SaaSCalcHub. Explore Tools →
How to

How to Run a Valid A/B Test

From hypothesis to statistical significance: a step-by-step guide to running A/B tests that produce decisions you can trust.

SaaSCalcHub Editorial Team February 20, 2026 12 min read

A valid A/B test compares two versions of an experience by randomly assigning users to each version, measuring a single primary metric, and continuing until the sample size is large enough to detect the effect you care about. The result is statistically significant if the probability of seeing the observed difference by chance alone (the p-value) is below your threshold, typically 0.05.

Most SaaS A/B tests fail not because the variant was bad but because the test was set up wrong. Underpowered tests miss real wins. Overpowered tests waste traffic. Peeking at results early inflates false positive rates. This guide walks through the seven steps that separate a credible experiment from a hopeful one.

Step 1: Write the hypothesis before you build anything

A valid hypothesis is specific, testable, and tied to a metric. Avoid hypotheses like "the new pricing page will be better." Use the format:

If we [change X], then [primary metric Y] will improve by [Z%] because [reason].

A real example: "If we remove the credit card requirement from the trial signup, then trial-to-paid conversion will increase by 15% because more users will reach product activation before payment friction."

The "because" clause matters. It forces you to articulate the mechanism, which makes the test interpretable regardless of which way it lands.

Step 2: Pick one primary metric

The fastest way to corrupt a test is to track many metrics and report whichever one wins. Pick one primary metric in advance. Everything else is secondary.

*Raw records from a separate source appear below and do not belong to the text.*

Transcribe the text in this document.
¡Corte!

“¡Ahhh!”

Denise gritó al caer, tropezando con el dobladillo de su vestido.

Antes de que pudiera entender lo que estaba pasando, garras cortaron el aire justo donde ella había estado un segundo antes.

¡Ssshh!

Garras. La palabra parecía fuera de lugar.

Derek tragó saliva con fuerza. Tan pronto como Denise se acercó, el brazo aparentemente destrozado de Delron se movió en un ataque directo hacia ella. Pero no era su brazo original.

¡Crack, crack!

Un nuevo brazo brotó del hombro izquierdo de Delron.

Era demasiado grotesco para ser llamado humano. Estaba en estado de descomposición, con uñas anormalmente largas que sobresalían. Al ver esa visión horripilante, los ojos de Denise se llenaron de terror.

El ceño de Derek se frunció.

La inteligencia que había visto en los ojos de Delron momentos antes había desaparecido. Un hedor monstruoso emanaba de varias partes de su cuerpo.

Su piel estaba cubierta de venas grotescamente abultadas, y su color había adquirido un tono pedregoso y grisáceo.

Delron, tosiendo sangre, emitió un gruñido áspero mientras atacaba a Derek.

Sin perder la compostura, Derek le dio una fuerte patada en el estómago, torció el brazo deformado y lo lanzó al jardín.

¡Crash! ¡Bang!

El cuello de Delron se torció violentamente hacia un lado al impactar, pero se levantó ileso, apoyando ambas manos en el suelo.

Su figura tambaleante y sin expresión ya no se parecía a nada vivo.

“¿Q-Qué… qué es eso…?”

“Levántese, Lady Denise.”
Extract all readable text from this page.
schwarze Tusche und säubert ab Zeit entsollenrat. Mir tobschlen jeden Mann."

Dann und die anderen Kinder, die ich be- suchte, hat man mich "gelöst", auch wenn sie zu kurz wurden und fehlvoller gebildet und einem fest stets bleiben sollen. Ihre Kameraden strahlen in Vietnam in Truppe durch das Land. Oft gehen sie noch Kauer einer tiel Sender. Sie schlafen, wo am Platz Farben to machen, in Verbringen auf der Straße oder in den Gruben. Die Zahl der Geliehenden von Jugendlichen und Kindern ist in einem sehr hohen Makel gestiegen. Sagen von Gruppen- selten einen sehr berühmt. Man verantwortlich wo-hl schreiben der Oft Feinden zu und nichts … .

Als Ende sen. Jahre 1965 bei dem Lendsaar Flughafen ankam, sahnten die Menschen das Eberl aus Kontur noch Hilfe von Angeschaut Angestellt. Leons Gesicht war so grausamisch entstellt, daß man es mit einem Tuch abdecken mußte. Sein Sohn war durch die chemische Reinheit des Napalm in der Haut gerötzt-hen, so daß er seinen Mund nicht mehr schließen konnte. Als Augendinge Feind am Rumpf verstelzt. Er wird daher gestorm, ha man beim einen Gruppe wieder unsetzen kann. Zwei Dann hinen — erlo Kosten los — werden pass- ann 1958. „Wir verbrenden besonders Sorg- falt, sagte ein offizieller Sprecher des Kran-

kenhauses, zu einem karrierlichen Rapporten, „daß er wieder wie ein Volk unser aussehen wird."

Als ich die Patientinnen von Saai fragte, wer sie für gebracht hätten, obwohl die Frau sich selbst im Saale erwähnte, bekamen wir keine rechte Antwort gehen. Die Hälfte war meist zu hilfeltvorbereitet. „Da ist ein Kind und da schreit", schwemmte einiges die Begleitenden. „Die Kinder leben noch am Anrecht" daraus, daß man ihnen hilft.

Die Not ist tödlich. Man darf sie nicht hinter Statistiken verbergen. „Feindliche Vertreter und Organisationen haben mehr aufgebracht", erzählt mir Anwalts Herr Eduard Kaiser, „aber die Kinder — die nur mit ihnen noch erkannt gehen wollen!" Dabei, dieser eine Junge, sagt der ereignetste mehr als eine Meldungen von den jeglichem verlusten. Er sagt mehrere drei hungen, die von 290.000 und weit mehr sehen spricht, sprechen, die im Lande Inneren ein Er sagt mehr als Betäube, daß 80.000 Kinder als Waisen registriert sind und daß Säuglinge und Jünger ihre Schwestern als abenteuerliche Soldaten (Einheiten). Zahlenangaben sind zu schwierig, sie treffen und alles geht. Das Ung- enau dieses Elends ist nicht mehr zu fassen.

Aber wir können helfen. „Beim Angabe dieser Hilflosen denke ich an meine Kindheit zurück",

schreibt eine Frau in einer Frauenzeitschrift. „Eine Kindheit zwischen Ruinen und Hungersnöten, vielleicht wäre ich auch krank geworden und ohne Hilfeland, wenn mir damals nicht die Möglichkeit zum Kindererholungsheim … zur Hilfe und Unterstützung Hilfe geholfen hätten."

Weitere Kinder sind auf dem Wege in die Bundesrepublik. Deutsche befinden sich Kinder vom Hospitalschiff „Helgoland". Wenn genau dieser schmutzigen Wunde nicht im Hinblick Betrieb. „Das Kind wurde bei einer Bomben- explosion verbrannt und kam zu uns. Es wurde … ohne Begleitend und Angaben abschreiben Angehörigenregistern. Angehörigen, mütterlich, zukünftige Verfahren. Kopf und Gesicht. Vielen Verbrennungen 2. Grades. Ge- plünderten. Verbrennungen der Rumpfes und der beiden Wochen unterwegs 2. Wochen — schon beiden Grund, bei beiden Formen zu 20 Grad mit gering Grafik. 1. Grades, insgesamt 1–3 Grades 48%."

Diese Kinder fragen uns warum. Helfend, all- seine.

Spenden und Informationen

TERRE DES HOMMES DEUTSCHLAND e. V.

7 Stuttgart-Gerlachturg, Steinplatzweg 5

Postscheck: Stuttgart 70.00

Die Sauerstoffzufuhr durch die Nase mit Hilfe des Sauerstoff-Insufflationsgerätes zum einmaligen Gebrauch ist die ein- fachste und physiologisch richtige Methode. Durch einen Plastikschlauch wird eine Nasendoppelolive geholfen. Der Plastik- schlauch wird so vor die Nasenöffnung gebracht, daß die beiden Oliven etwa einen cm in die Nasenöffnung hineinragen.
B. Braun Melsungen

Good primary metrics for SaaS A/B tests:

  • Activation rate: percentage of new users who complete a defined activation event within X days
  • Trial-to-paid conversion: percentage of trial signups who become paying customers
  • Free-to-paid conversion: percentage of free-tier users who upgrade to paid
  • Click-through rate on a CTA (only valid for top-of-funnel tests; almost never the right primary metric for SaaS)
  • 30-day retention: percentage of users active 30 days after signup

If you cannot pick one, your hypothesis is not specific enough. Go back to Step 1.

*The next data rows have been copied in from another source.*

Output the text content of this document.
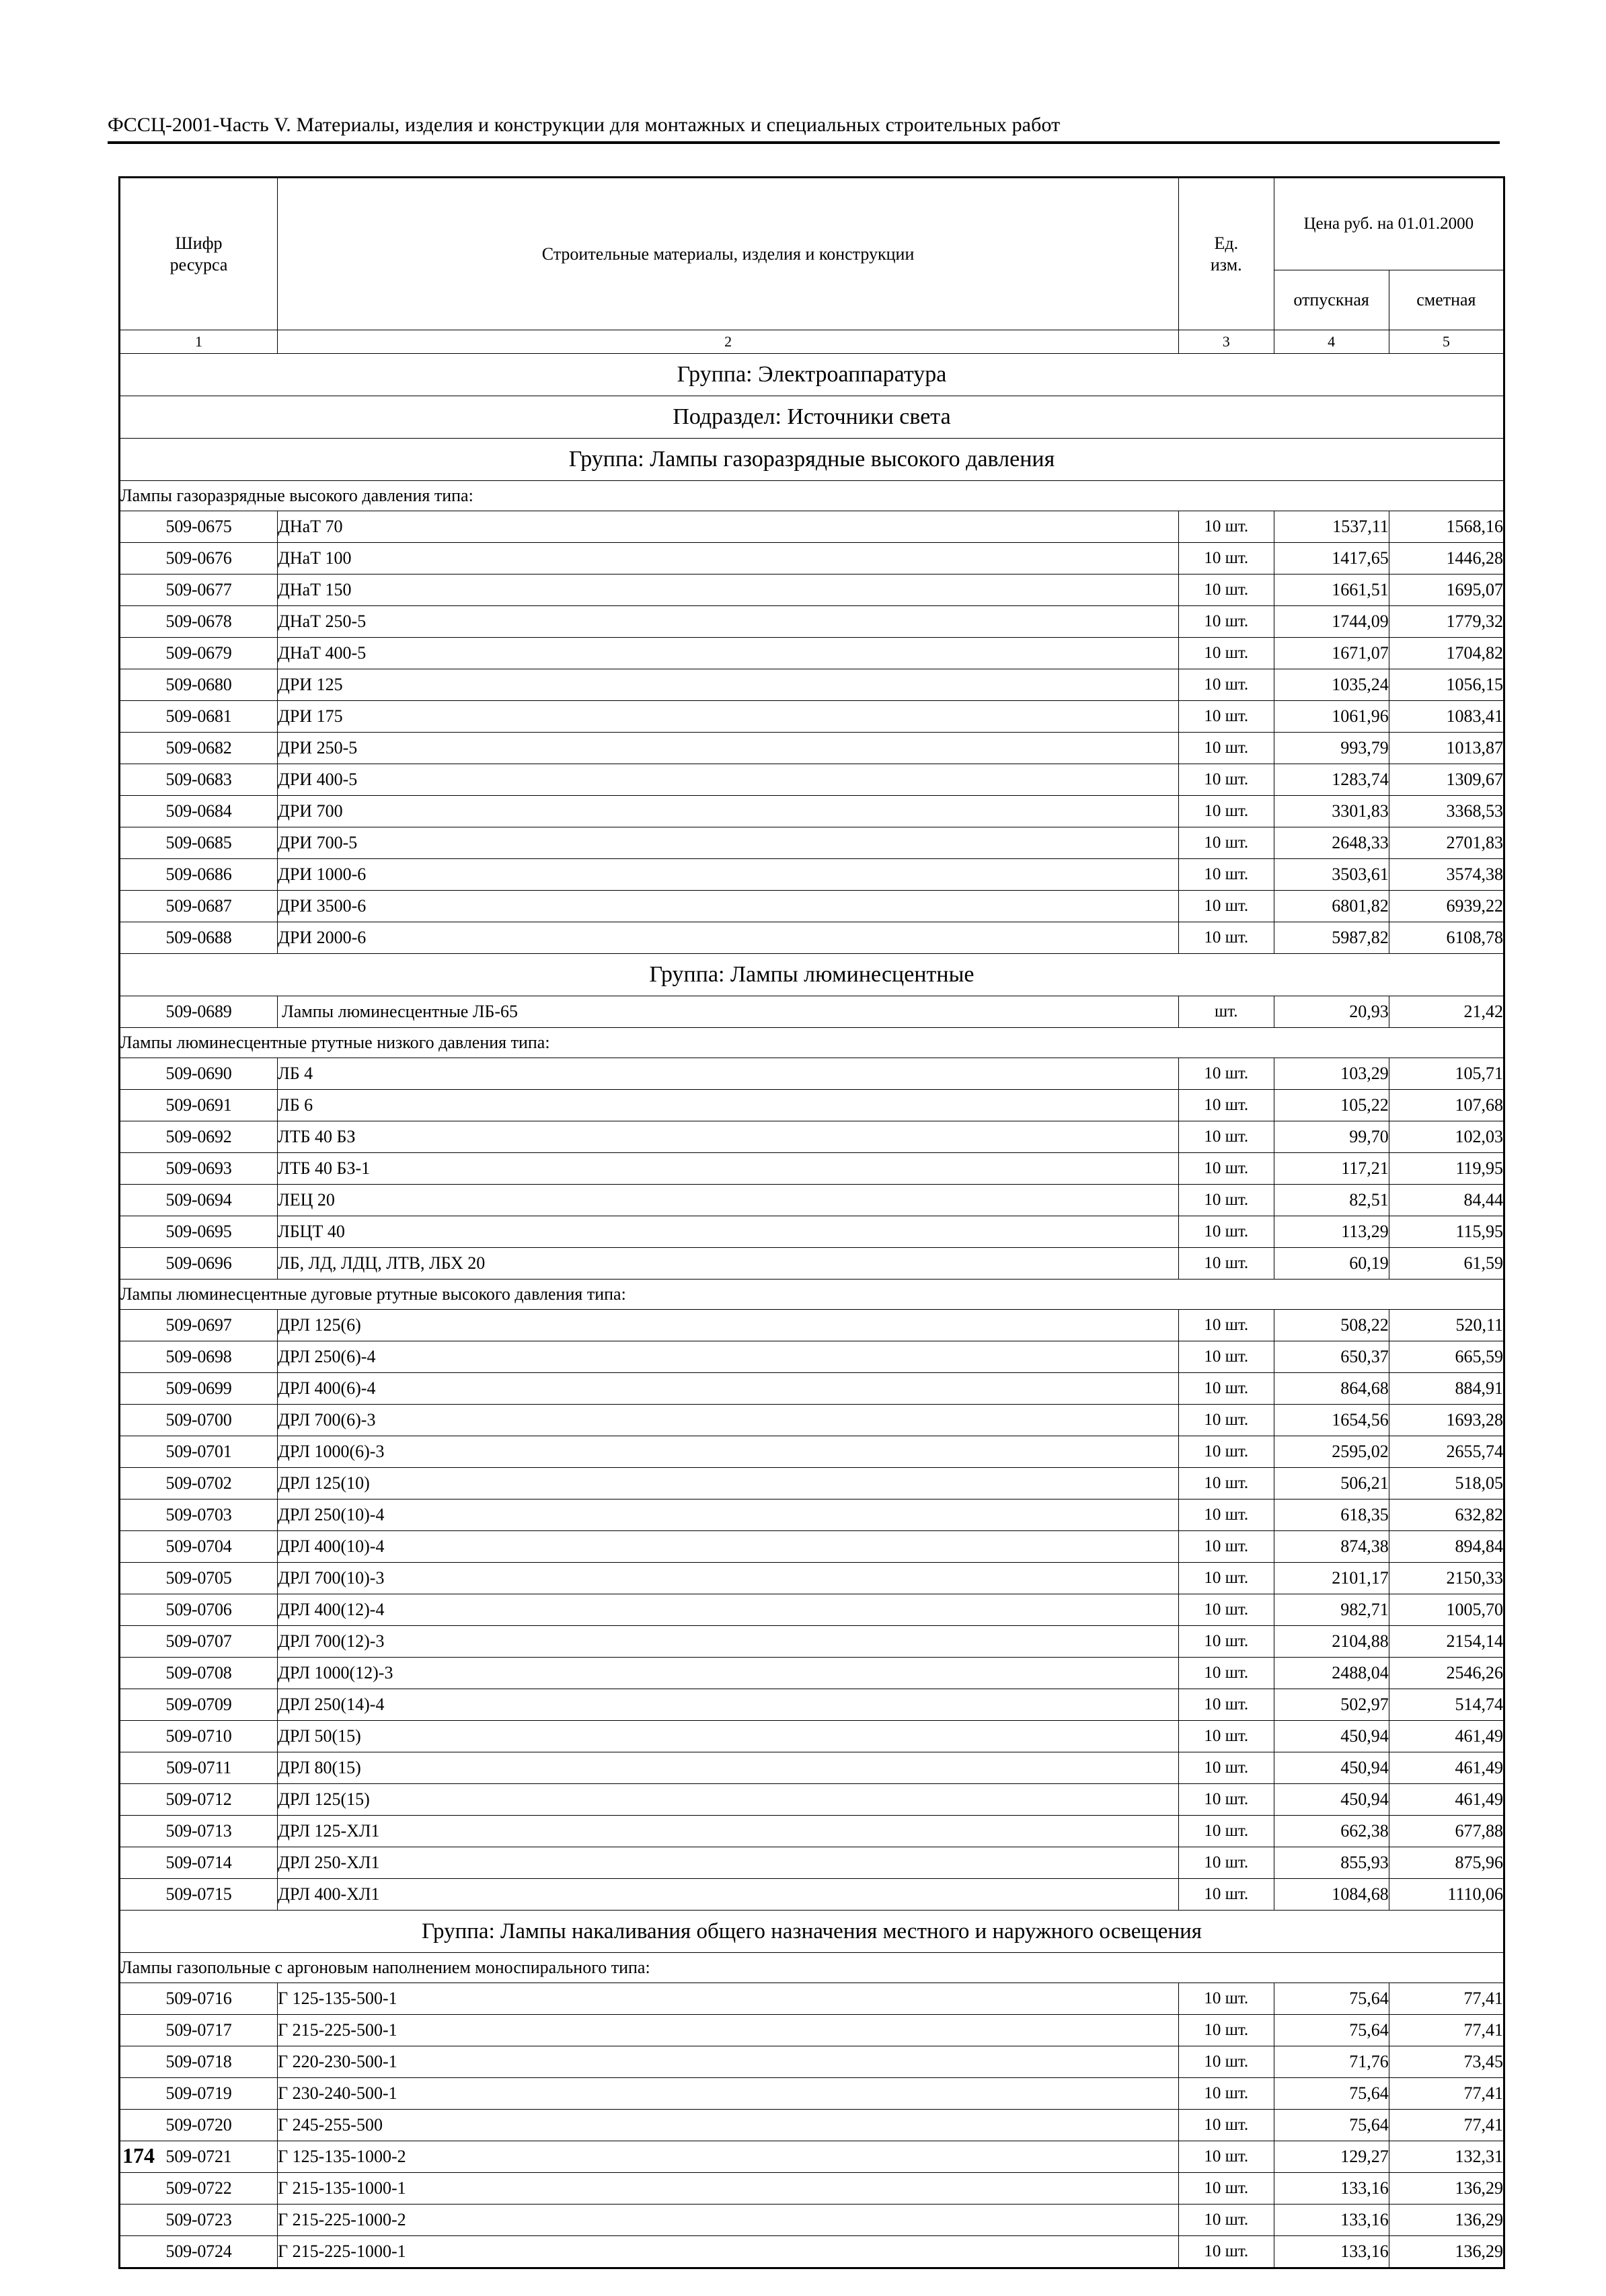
ФССЦ-2001-Часть V. Материалы, изделия и конструкции для монтажных и специальных строительных работ
Шифр
ресурса
	Строительные материалы, изделия и конструкции	
Ед.
изм.
	Цена руб. на 01.01.2000
			отпускная	сметная
1	2	3	4	5
Группа: Электроаппаратура				
Подраздел: Источники света				
Группа: Лампы газоразрядные высокого давления				
Лампы газоразрядные высокого давления типа:				
509-0675	ДНаТ 70	10 шт.	1537,11	1568,16
509-0676	ДНаТ 100	10 шт.	1417,65	1446,28
509-0677	ДНаТ 150	10 шт.	1661,51	1695,07
509-0678	ДНаТ 250-5	10 шт.	1744,09	1779,32
509-0679	ДНаТ 400-5	10 шт.	1671,07	1704,82
509-0680	ДРИ 125	10 шт.	1035,24	1056,15
509-0681	ДРИ 175	10 шт.	1061,96	1083,41
509-0682	ДРИ 250-5	10 шт.	993,79	1013,87
509-0683	ДРИ 400-5	10 шт.	1283,74	1309,67
509-0684	ДРИ 700	10 шт.	3301,83	3368,53
509-0685	ДРИ 700-5	10 шт.	2648,33	2701,83
509-0686	ДРИ 1000-6	10 шт.	3503,61	3574,38
509-0687	ДРИ 3500-6	10 шт.	6801,82	6939,22
509-0688	ДРИ 2000-6	10 шт.	5987,82	6108,78
Группа: Лампы люминесцентные				
509-0689	Лампы люминесцентные ЛБ-65	шт.	20,93	21,42
Лампы люминесцентные ртутные низкого давления типа:				
509-0690	ЛБ 4	10 шт.	103,29	105,71
509-0691	ЛБ 6	10 шт.	105,22	107,68
509-0692	ЛТБ 40 БЗ	10 шт.	99,70	102,03
509-0693	ЛТБ 40 БЗ-1	10 шт.	117,21	119,95
509-0694	ЛЕЦ 20	10 шт.	82,51	84,44
509-0695	ЛБЦТ 40	10 шт.	113,29	115,95
509-0696	ЛБ, ЛД, ЛДЦ, ЛТВ, ЛБХ 20	10 шт.	60,19	61,59
Лампы люминесцентные дуговые ртутные высокого давления типа:				
509-0697	ДРЛ 125(6)	10 шт.	508,22	520,11
509-0698	ДРЛ 250(6)-4	10 шт.	650,37	665,59
509-0699	ДРЛ 400(6)-4	10 шт.	864,68	884,91
509-0700	ДРЛ 700(6)-3	10 шт.	1654,56	1693,28
509-0701	ДРЛ 1000(6)-3	10 шт.	2595,02	2655,74
509-0702	ДРЛ 125(10)	10 шт.	506,21	518,05
509-0703	ДРЛ 250(10)-4	10 шт.	618,35	632,82
509-0704	ДРЛ 400(10)-4	10 шт.	874,38	894,84
509-0705	ДРЛ 700(10)-3	10 шт.	2101,17	2150,33
509-0706	ДРЛ 400(12)-4	10 шт.	982,71	1005,70
509-0707	ДРЛ 700(12)-3	10 шт.	2104,88	2154,14
509-0708	ДРЛ 1000(12)-3	10 шт.	2488,04	2546,26
509-0709	ДРЛ 250(14)-4	10 шт.	502,97	514,74
509-0710	ДРЛ 50(15)	10 шт.	450,94	461,49
509-0711	ДРЛ 80(15)	10 шт.	450,94	461,49
509-0712	ДРЛ 125(15)	10 шт.	450,94	461,49
509-0713	ДРЛ 125-ХЛ1	10 шт.	662,38	677,88
509-0714	ДРЛ 250-ХЛ1	10 шт.	855,93	875,96
509-0715	ДРЛ 400-ХЛ1	10 шт.	1084,68	1110,06
Группа: Лампы накаливания общего назначения местного и наружного освещения				
Лампы газопольные с аргоновым наполнением моноспирального типа:				
509-0716	Г 125-135-500-1	10 шт.	75,64	77,41
509-0717	Г 215-225-500-1	10 шт.	75,64	77,41
509-0718	Г 220-230-500-1	10 шт.	71,76	73,45
509-0719	Г 230-240-500-1	10 шт.	75,64	77,41
509-0720	Г 245-255-500	10 шт.	75,64	77,41
509-0721	Г 125-135-1000-2	10 шт.	129,27	132,31
509-0722	Г 215-135-1000-1	10 шт.	133,16	136,29
509-0723	Г 215-225-1000-2	10 шт.	133,16	136,29
509-0724	Г 215-225-1000-1	10 шт.	133,16	136,29
174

Step 3: Calculate required sample size before you launch

Underpowered tests cannot detect real effects. Overpowered tests waste calendar weeks. Calculate the minimum sample size given your baseline conversion rate, the minimum effect you care about, and your desired statistical power.

The standard inputs are:

  • Baseline conversion rate (control): your current rate
  • Minimum detectable effect (MDE): the smallest improvement that would be worth shipping
  • Statistical significance level (alpha): usually 0.05 (5% false positive rate tolerated)
  • Statistical power (1 - beta): usually 0.80 (80% chance of detecting a real effect)
Baseline MDE Required sample per variant
5% 10% relative lift (to 5.5%) ~31,000
5% 20% relative lift (to 6.0%) ~7,800
10% 10% relative lift (to 11.0%) ~15,000
10% 20% relative lift (to 12.0%) ~3,800
20% 10% relative lift (to 22.0%) ~6,400
20% 20% relative lift (to 24.0%) ~1,600

For low-traffic SaaS sites, the required sample sizes can take months to accumulate. That is not a test problem; that is a traffic problem. Use the A/B Test Significance Calculator to plug in your numbers.

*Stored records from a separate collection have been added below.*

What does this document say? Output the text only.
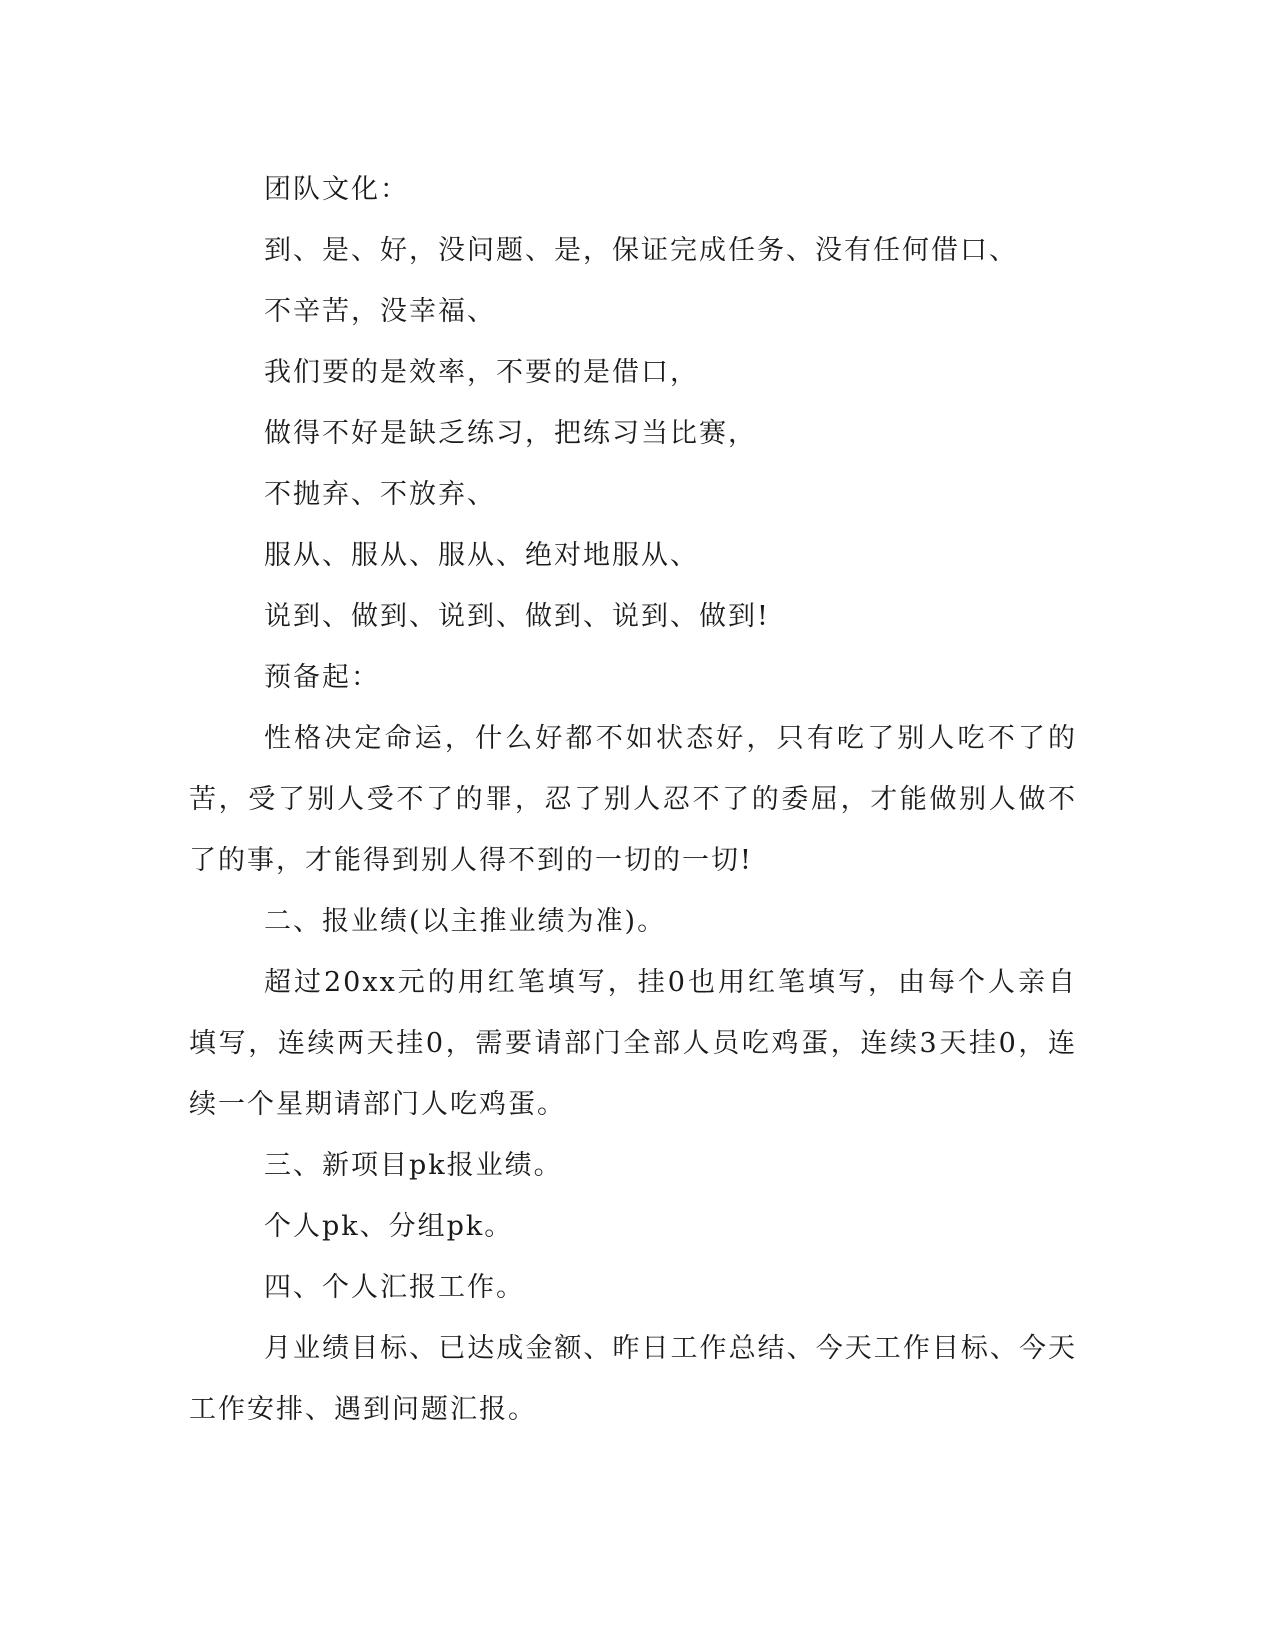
团队文化：

到、是、好，没问题、是，保证完成任务、没有任何借口、

不辛苦，没幸福、

我们要的是效率，不要的是借口，

做得不好是缺乏练习，把练习当比赛，

不抛弃、不放弃、

服从、服从、服从、绝对地服从、

说到、做到、说到、做到、说到、做到!

预备起：

性格决定命运，什么好都不如状态好，只有吃了别人吃不了的苦，受了别人受不了的罪，忍了别人忍不了的委屈，才能做别人做不了的事，才能得到别人得不到的一切的一切!

二、报业绩(以主推业绩为准)。

超过20xx元的用红笔填写，挂0也用红笔填写，由每个人亲自填写，连续两天挂0，需要请部门全部人员吃鸡蛋，连续3天挂0，连续一个星期请部门人吃鸡蛋。

三、新项目pk报业绩。

个人pk、分组pk。

四、个人汇报工作。

月业绩目标、已达成金额、昨日工作总结、今天工作目标、今天工作安排、遇到问题汇报。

If you cannot get the required sample within 4-6 weeks, you have three options: test a bigger change with a larger expected effect, accept higher uncertainty, or do not test and ship based on judgment.

Step 4: Randomize correctly

Randomization is what makes the test causal. Without it, you have a comparison of self-selected groups, not an experiment.

  • Use a deterministic hash of the user ID (or session ID for logged-out tests) so the same user always sees the same variant.
  • Split 50/50 unless you have a specific reason not to (some teams use 90/10 for risky changes).
  • Randomize at the right level. Test the user experience at the user level, not the page-view level, or returning visitors will see both variants.
  • Exclude internal users, bot traffic, and any segments you cannot ship to (some teams exclude paid customers from pricing-page tests).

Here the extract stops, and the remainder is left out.